Le SRAS impose de nouvelles règles fiscales cryptographiques pour 6 millions d'utilisateurs alors que les audits s'intensifient dans toute l'Afrique du Sud

Le SRAS impose de nouvelles règles fiscales cryptographiques pour 6 millions d'utilisateurs alors que les audits s'intensifient dans toute l'Afrique du Sud

Points clés à retenir

Le SRAS cible six millions d'utilisateurs

Le South African Revenue Service (SARS) a publié des directives sur la fiscalité des crypto actifs, une avancée réglementaire majeure pour normaliser la conformité dans le secteur en plein essor des actifs numériques du pays. Le projet de document, publié le 1er juillet 2026, détaille comment l'administration fiscale prévoit de régir et de vérifier les transactions pour un montant estimé entre 5,8 et 6 millions de dollars sud-africains. crypto-monnaie utilisateurs. Le service des impôts a ouvert le document aux commentaires du public jusqu'au 31 août 2026.

SARS a déclaré que les principes du document sont conçus pour être « fondamentaux plutôt que trop spécifiques », en raison de l'innovation rapide dans chaîne de blocs technologie. Toutefois, les fiscalistes notent que les nouvelles lignes directrices représentent un effort délibéré de la part de l'administration fiscale pour éliminer toute confusion dans les déclarations. Le lancement coïncide avec le déploiement du Cryptomonnaie Revenue Augmentation Unit, une équipe spécialisée nouvellement formée dédiée au suivi et à l'audit des portefeuilles numériques.

Dans le cadre du cadre mis à jour, le SRAS réitère que crypto les actifs sont légalement classés comme actifs incorporels plutôt que comme devises étrangères ou comme monnaie traditionnelle. Puisqu’ils ne sont pas considérés comme des « éléments d’échange » au sens de l’article 24I de la Loi de l’impôt sur le revenu, les contribuables n’ont pas à calculer ni à payer d’impôt sur les gains ou les pertes non réalisés alors qu’ils détiennent simplement leurs actifs.

Les obligations fiscales ne sont déclenchées qu'au moment de la cession. La question de savoir si ces recettes sont imposées en tant que revenu ou en capital dépend fortement de l'intention. Si un individu crypto l'activité est considérée comme une opération commerciale ou un day trading à court terme, les bénéfices sont classés comme revenu brut et imposés à des taux marginaux réguliers allant de 18 % à 45 %.

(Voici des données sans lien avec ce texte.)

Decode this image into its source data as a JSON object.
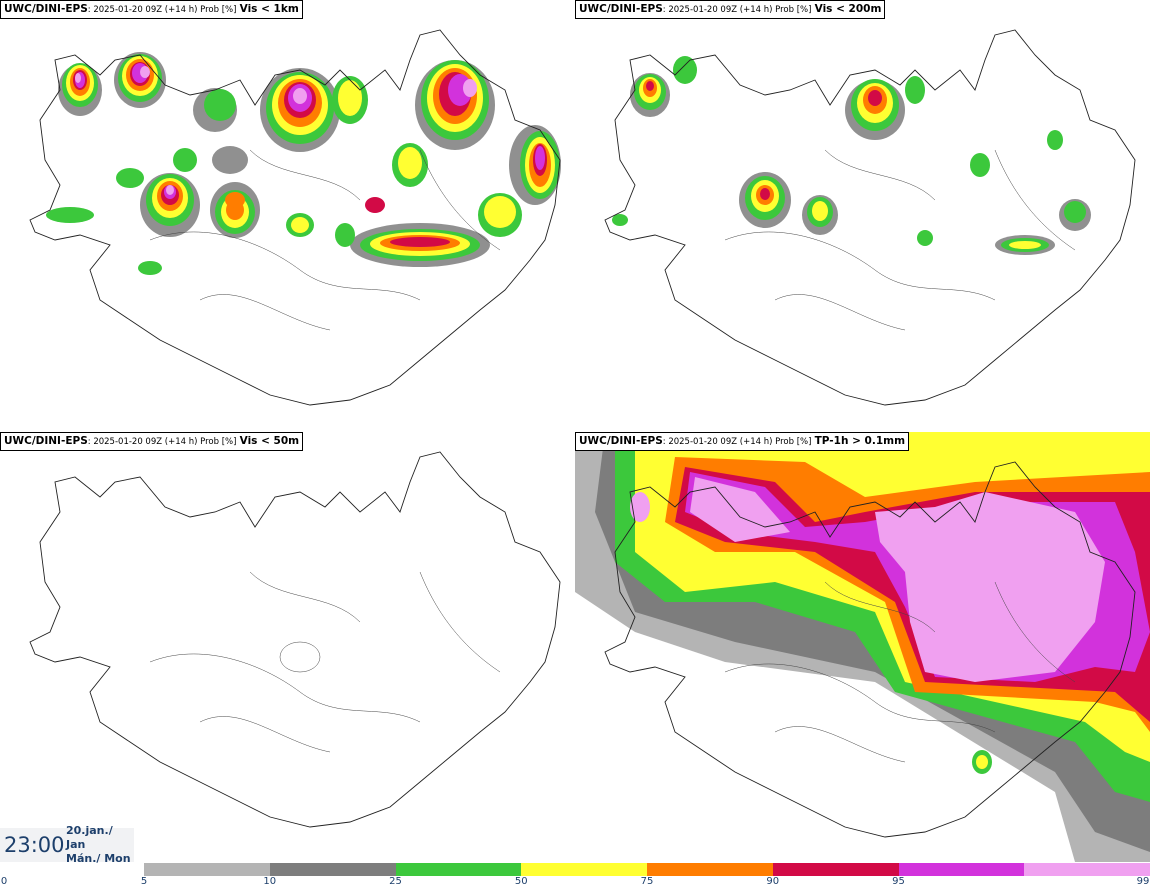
{
  "panels": [
    {
      "model": "UWC/DINI-EPS",
      "meta": ": 2025-01-20 09Z (+14 h) Prob [%]",
      "variable": "Vis < 1km"
    },
    {
      "model": "UWC/DINI-EPS",
      "meta": ": 2025-01-20 09Z (+14 h) Prob [%]",
      "variable": "Vis < 200m"
    },
    {
      "model": "UWC/DINI-EPS",
      "meta": ": 2025-01-20 09Z (+14 h) Prob [%]",
      "variable": "Vis < 50m"
    },
    {
      "model": "UWC/DINI-EPS",
      "meta": ": 2025-01-20 09Z (+14 h) Prob [%]",
      "variable": "TP-1h > 0.1mm"
    }
  ],
  "valid_time": {
    "time": "23:00",
    "date_line": "20.jan./ Jan",
    "day_line": "Mán./ Mon"
  },
  "colorbar": {
    "ticks": [
      "0",
      "5",
      "10",
      "25",
      "50",
      "75",
      "90",
      "95",
      "99"
    ],
    "colors": [
      "#b4b4b4",
      "#7d7d7d",
      "#3cc83c",
      "#ffff32",
      "#ff7d00",
      "#d20a46",
      "#d232dc",
      "#f0a0f0"
    ]
  }
}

Toutefois, si les actifs cryptographiques sont détenus à titre d’investissements à long terme, les produits sont soumis à l’impôt sur les plus-values. Après soustraction du coût de base, les particuliers sont confrontés à un taux d’imposition effectif compris entre 18 % et 36 %.

Naviguer dans les précédents juridiques et les zones grises

Les analystes du secteur soulignent que les lignes directrices proposées ne prévoient toujours pas de seuil explicite et définitif à partir duquel une transaction passe des gains en capital au revenu brut. Dans le projet, le SRAS admet ouvertement que la Loi de l'impôt sur le revenu ne fournit aucune définition formelle de ces concepts.

Au lieu de cela, l’administration fiscale s’appuie sur des précédents issus de décennies de common law, citant une affaire judiciaire historique de 1992 qui avertissait explicitement qu’il n’existait « pas de test unique infaillible d’application invariable ». Il incombe entièrement aux contribuables d’évaluer les caractéristiques détaillées de chaque transaction.

Pour constituer un dossier lors d'un audit, le SARS évaluera plusieurs facteurs, notamment la fréquence des transactions, la période de détention, le rendement productif, le risque, la volatilité et ce que l'autorité appelle un changement d'intention du contribuable.

Le projet de guide cible également un point de confusion courant parmi les traders occasionnels : les échanges crypto-monnaie. L’échange direct d’un actif contre un autre est légalement traité comme une opération de troc. La conséquence fiscale se produit au moment précis de l’échange sur la base de la valeur marchande locale. Même si le commerçant ne reçoit aucune monnaie fiduciaire de la transaction, il est toujours légalement responsable du gain ou de la perte immédiatement.

Ce suivi au niveau micro s’aligne sur les réglementations au niveau macro. Ce changement au niveau national fait suite à l'adoption par l'Afrique du Sud du cadre international de déclaration des actifs cryptographiques plus tôt cette année, le 1er mars 2026. Le cadre automatise le partage d'informations entre les autorités fiscales mondiales, limitant considérablement la capacité des citoyens à cacher les activités de portefeuille offshore.

Le SRAS a exhorté les contribuables ayant des gains cryptographiques historiquement non divulgués à utiliser le programme de divulgation volontaire en cours pour régulariser leurs affaires et éviter de lourdes sanctions administratives avant que l'application ne s'intensifie après la date limite d'août.